Ryou Sanghyeok, Lim Jihyun, Jang Minwoo, Eom Kitae, Lee Sunwoo, Lee Hyungwoo
Department of Physics and Department of Energy Systems Research, Ajou University, Suwon, 16499, Republic of Korea.
Department of Computer Engineering, Inha University, Incheon, 22212, Republic of Korea.
Adv Sci (Weinh). 2025 Jun;12(23):e2417811. doi: 10.1002/advs.202417811. Epub 2025 Apr 26.
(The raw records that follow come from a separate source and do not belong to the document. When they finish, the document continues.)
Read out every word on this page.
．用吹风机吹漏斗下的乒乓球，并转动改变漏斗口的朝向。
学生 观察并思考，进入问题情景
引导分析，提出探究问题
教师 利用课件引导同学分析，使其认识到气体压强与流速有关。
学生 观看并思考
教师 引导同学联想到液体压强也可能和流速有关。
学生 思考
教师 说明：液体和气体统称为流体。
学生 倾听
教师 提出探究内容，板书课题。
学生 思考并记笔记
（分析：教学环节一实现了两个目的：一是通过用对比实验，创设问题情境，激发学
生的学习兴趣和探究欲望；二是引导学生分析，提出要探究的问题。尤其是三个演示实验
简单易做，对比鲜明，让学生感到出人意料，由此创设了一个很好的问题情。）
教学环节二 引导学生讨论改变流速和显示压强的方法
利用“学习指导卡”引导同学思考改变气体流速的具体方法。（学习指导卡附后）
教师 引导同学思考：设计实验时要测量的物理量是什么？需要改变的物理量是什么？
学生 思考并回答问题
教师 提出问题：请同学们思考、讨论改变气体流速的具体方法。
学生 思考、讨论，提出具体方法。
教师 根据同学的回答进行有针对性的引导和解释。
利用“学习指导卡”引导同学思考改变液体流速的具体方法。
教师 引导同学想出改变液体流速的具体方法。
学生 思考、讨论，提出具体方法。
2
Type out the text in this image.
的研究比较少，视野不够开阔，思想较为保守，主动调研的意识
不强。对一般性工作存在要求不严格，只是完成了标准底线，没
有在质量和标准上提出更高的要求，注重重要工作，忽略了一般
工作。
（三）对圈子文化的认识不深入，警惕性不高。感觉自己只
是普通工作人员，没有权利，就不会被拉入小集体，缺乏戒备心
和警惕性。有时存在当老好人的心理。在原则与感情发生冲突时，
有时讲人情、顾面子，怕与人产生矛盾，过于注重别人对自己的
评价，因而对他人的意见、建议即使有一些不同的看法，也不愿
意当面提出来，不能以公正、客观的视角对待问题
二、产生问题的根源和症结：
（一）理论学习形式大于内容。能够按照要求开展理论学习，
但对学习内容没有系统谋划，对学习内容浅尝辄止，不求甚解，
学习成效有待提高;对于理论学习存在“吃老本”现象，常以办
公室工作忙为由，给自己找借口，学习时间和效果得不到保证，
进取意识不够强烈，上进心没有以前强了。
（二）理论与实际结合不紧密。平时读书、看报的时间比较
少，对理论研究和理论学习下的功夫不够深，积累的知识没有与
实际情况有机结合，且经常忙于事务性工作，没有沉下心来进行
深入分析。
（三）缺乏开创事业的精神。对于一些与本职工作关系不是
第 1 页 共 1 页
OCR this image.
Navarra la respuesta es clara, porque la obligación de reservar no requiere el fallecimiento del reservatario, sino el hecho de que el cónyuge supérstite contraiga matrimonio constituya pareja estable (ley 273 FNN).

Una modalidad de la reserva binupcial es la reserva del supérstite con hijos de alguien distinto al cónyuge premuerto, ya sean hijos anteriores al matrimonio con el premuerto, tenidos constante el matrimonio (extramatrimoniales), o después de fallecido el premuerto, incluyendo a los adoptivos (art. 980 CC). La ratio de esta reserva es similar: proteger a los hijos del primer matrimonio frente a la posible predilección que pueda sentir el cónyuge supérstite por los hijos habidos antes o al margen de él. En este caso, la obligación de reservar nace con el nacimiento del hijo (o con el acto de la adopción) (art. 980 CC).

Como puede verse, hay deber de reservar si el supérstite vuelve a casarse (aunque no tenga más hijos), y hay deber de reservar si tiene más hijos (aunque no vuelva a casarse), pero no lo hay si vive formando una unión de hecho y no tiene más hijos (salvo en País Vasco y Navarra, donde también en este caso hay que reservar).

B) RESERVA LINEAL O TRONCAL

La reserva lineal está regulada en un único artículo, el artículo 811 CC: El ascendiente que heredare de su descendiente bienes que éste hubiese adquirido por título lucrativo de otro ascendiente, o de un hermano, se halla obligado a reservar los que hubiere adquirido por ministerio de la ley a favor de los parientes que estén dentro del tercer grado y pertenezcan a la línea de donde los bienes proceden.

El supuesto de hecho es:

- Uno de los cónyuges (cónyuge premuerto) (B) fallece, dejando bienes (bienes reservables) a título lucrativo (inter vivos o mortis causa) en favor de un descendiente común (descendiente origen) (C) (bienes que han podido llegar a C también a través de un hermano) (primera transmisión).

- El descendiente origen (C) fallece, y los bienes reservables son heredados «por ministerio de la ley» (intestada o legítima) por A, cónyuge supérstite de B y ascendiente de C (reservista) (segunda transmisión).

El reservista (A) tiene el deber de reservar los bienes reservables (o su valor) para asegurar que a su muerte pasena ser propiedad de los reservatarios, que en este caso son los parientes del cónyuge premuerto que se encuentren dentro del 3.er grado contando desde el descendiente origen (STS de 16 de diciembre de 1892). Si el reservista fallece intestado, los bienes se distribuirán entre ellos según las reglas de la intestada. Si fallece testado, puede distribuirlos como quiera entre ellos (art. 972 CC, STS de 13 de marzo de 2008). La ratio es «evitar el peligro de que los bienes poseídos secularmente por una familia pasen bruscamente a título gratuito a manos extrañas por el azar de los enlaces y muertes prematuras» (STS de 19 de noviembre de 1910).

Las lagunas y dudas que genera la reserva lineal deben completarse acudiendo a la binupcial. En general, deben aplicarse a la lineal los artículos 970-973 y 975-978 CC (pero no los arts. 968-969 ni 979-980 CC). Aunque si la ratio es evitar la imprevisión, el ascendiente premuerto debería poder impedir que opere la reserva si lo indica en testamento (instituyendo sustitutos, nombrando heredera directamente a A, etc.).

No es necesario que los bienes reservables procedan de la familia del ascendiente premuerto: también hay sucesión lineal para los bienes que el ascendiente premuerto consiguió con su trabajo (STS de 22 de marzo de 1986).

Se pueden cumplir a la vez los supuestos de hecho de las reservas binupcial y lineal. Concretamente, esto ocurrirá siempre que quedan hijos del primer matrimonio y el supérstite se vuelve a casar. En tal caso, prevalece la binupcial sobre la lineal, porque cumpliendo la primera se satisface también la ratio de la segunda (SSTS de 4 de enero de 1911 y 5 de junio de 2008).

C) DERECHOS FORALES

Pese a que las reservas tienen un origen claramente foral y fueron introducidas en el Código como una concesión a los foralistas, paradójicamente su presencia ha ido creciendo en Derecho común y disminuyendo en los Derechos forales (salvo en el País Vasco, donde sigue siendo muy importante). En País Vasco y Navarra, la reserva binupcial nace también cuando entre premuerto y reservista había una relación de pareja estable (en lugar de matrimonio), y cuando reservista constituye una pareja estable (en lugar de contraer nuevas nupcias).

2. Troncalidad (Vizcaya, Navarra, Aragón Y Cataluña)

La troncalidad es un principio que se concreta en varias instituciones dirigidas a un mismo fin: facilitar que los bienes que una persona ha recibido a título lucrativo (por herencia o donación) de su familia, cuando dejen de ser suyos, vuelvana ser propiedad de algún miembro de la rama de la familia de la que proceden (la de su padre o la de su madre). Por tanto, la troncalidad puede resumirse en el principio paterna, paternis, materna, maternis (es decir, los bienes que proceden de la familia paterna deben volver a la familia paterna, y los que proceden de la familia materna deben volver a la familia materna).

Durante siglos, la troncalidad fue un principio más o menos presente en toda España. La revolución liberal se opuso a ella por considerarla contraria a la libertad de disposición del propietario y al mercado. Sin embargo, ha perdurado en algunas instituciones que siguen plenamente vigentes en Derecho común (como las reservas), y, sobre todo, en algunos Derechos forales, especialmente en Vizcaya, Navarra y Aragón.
Ferromagnetic perovskite oxides, particularly LaSrMnO (LSMO), show significant promise for spintronics and electromagnetic applications due to their unique half-metallicity and colossal magnetoresistance properties. These properties are known to arise from Mn-O-Mn double-exchange interactions, which are directly related to microscopic lattice structures. However, since the microscopic structure in LSMO is highly sensitive to various material parameters, such as thickness, lattice strain, oxygen deficiency, and cation stoichiometry, understanding the intricate relationship between the microscopic structures and the resulting physical properties of LSMO remains challenging. Herein, a machine learning approach is introduced to characterize ferromagnetic LSMO thin films by featurization of their surface morphology. Using an ensemble machine learning method, the non-linear correlations between surface morphology and the electronic, magnetic properties of LSMO thin films are captured and modeled. Based on these estimated correlations, LSMO thin films are classified into five representative types, each characterized by distinctive properties and surface morphologies. These results imply that surface morphology can reveal hidden information about the strongly correlated properties of ferromagnetic LSMO thin films. Consequently, the machine learning-based approach provides an efficient method for understanding the correlated material properties of ferromagnetic oxides and related materials through surface morphology analysis.
铁磁钙钛矿氧化物,特别是镧锶锰氧化物(LSMO),由于其独特的半金属性和巨磁阻特性,在自旋电子学和电磁应用方面展现出巨大潜力。已知这些特性源于Mn-O-Mn双交换相互作用,而这与微观晶格结构直接相关。然而,由于LSMO中的微观结构对各种材料参数高度敏感,如厚度、晶格应变、氧缺陷和阳离子化学计量比,理解微观结构与LSMO所产生的物理性质之间的复杂关系仍然具有挑战性。在此,引入一种机器学习方法,通过对铁磁LSMO薄膜的表面形态进行特征提取来对其进行表征。使用一种集成机器学习方法,捕捉并建模表面形态与LSMO薄膜的电子、磁性性质之间的非线性相关性。基于这些估计的相关性,将LSMO薄膜分为五种代表性类型,每种类型都具有独特的性质和表面形态。这些结果表明,表面形态可以揭示铁磁LSMO薄膜强相关性质的隐藏信息。因此,基于机器学习的方法为通过表面形态分析理解铁磁氧化物及相关材料的相关材料性质提供了一种有效方法。